Lappung – Polda Lampung membeberkan hasil dari penegakan hukum yang dilakukan Ditresnarkoba selama 4 bulan belakangan.
Hasilnya, terdapat penyitaan atas sejumlah barang diduga narkotika, ganja dan tembakau sintetis.
Segala hal yang disita tersebut kemudian dinyatakan untuk dimusnahkan berdasarkan Surat Persetujuan Pemusnahan yang diterbitkan Kejari Bandar Lampung dan Kejari Lampung Selatan.

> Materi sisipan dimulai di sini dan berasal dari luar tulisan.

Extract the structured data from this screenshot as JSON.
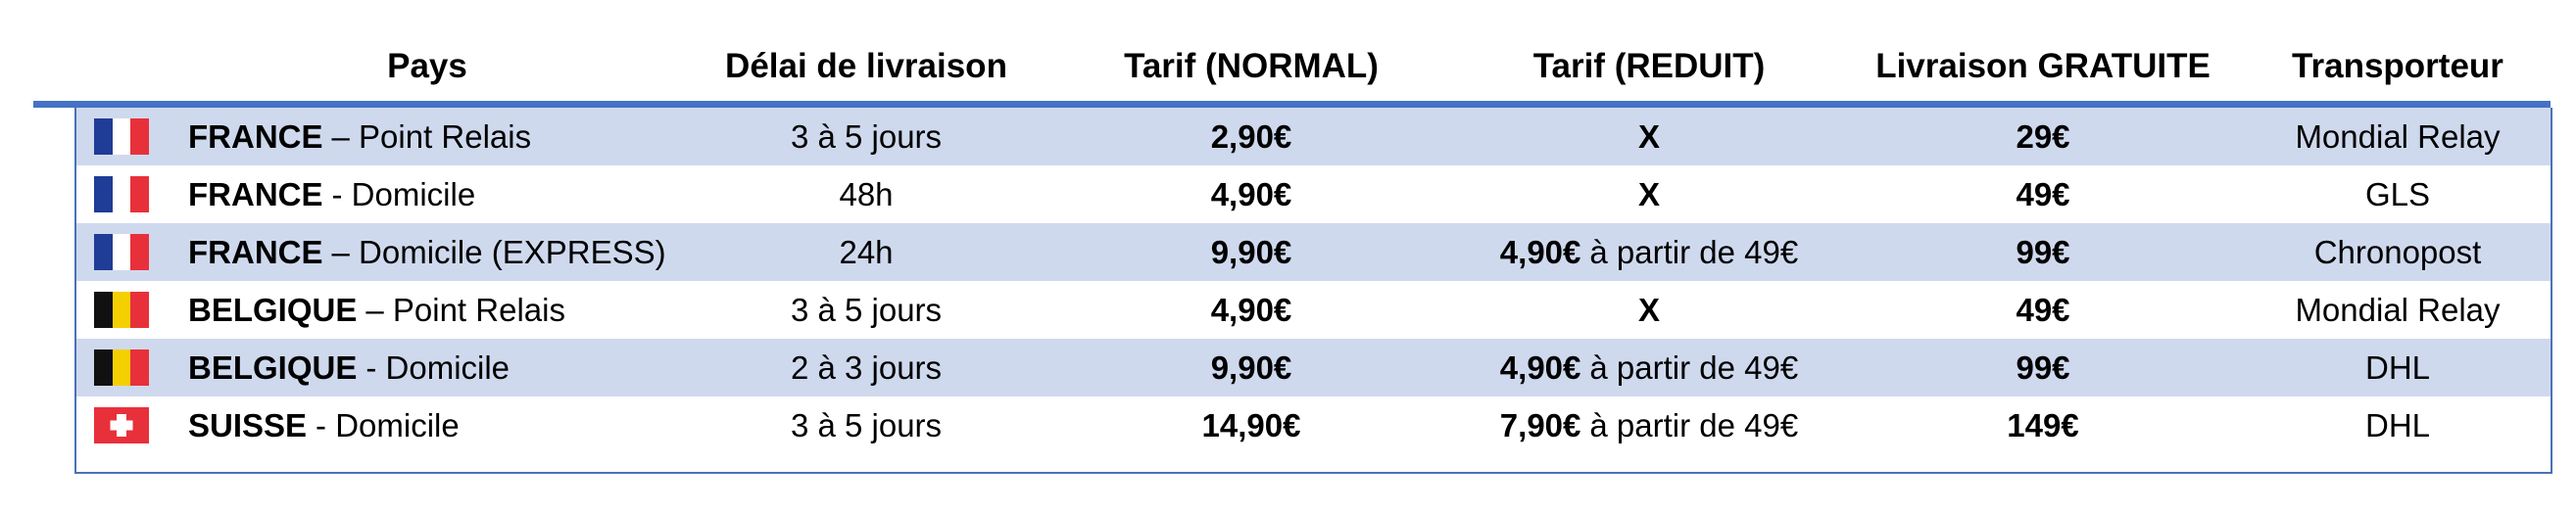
{
  "table": {
    "header": [
      "Pays",
      "Délai de livraison",
      "Tarif (NORMAL)",
      "Tarif (REDUIT)",
      "Livraison GRATUITE",
      "Transporteur"
    ],
    "rows": [
      {
        "country": "FRANCE",
        "mode": "– Point Relais",
        "delai": "3 à 5 jours",
        "normal": "2,90€",
        "reduit": "X",
        "gratuite": "29€",
        "transporteur": "Mondial Relay"
      },
      {
        "country": "FRANCE",
        "mode": "- Domicile",
        "delai": "48h",
        "normal": "4,90€",
        "reduit": "X",
        "gratuite": "49€",
        "transporteur": "GLS"
      },
      {
        "country": "FRANCE",
        "mode": "– Domicile (EXPRESS)",
        "delai": "24h",
        "normal": "9,90€",
        "reduit": "4,90€",
        "reduit_note": "à partir de 49€",
        "gratuite": "99€",
        "transporteur": "Chronopost"
      },
      {
        "country": "BELGIQUE",
        "mode": "– Point Relais",
        "delai": "3 à 5 jours",
        "normal": "4,90€",
        "reduit": "X",
        "gratuite": "49€",
        "transporteur": "Mondial Relay"
      },
      {
        "country": "BELGIQUE",
        "mode": "- Domicile",
        "delai": "2 à 3 jours",
        "normal": "9,90€",
        "reduit": "4,90€",
        "reduit_note": "à partir de 49€",
        "gratuite": "99€",
        "transporteur": "DHL"
      },
      {
        "country": "SUISSE",
        "mode": "- Domicile",
        "delai": "3 à 5 jours",
        "normal": "14,90€",
        "reduit": "7,90€",
        "reduit_note": "à partir de 49€",
        "gratuite": "149€",
        "transporteur": "DHL"
      }
    ]
  }
}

“Dari 13 kasus, petugas berhasil mengamankan sebanyak 15 orang tersangka,” kata Kabid Humas Polda Lampung, Kombes Pol Zahwani Pandra Arsyad di sela-sela kegiatan pemusnahan yang berlangsung di Markas Polda Lampung pada 10 November 2021.
Adapun barang bukti yang dimusnahkan itu di antaranya barang bukti sebanyak 92 paket diduga berisi sabu-sabu seberat 97,6 Kg, barang bukti seberat 1,02 Kg diduga narkotika jenis ganja dan barang bukti seberat 47,02 gram diduga tembakau sintetis.
“Barang bukti yang dimusnahkan hari ini bernilai hingga Rp 147 miliar dan mampu menyelamatkan sebanyak 980.000 jiwa dari ancaman bahaya narkoba,” jelas Pandra.
Ungkapan Pandra ini disampaikan secara tertulis lewat Press Release No: 690/XI/HUM.6.1.1/2021/Bidhumas yang diterima Lappung.com.
Pandra berharap keberhasilan pengungkapan yang dilakukan Ditresnarkoba sejak Juli hingga November 2021 ini dapat didukung oleh seluruh lapisan masyarakat.
“Polda Lampung akan terus berupaya memberantas peredaran gelap narkoba di Indonesia khususnya di Provinsi Lampung,” katanya.
“Informasi sekecil apapun pasti akan ditindaklanjuti oleh petugas. Dari melakukan proses penyelidikan hingga proses pemusnahan barang bukti. Kita semua berharap Indonesia khususnya Provinsi Lampung bisa bebas dari narkoba,” katanya lagi.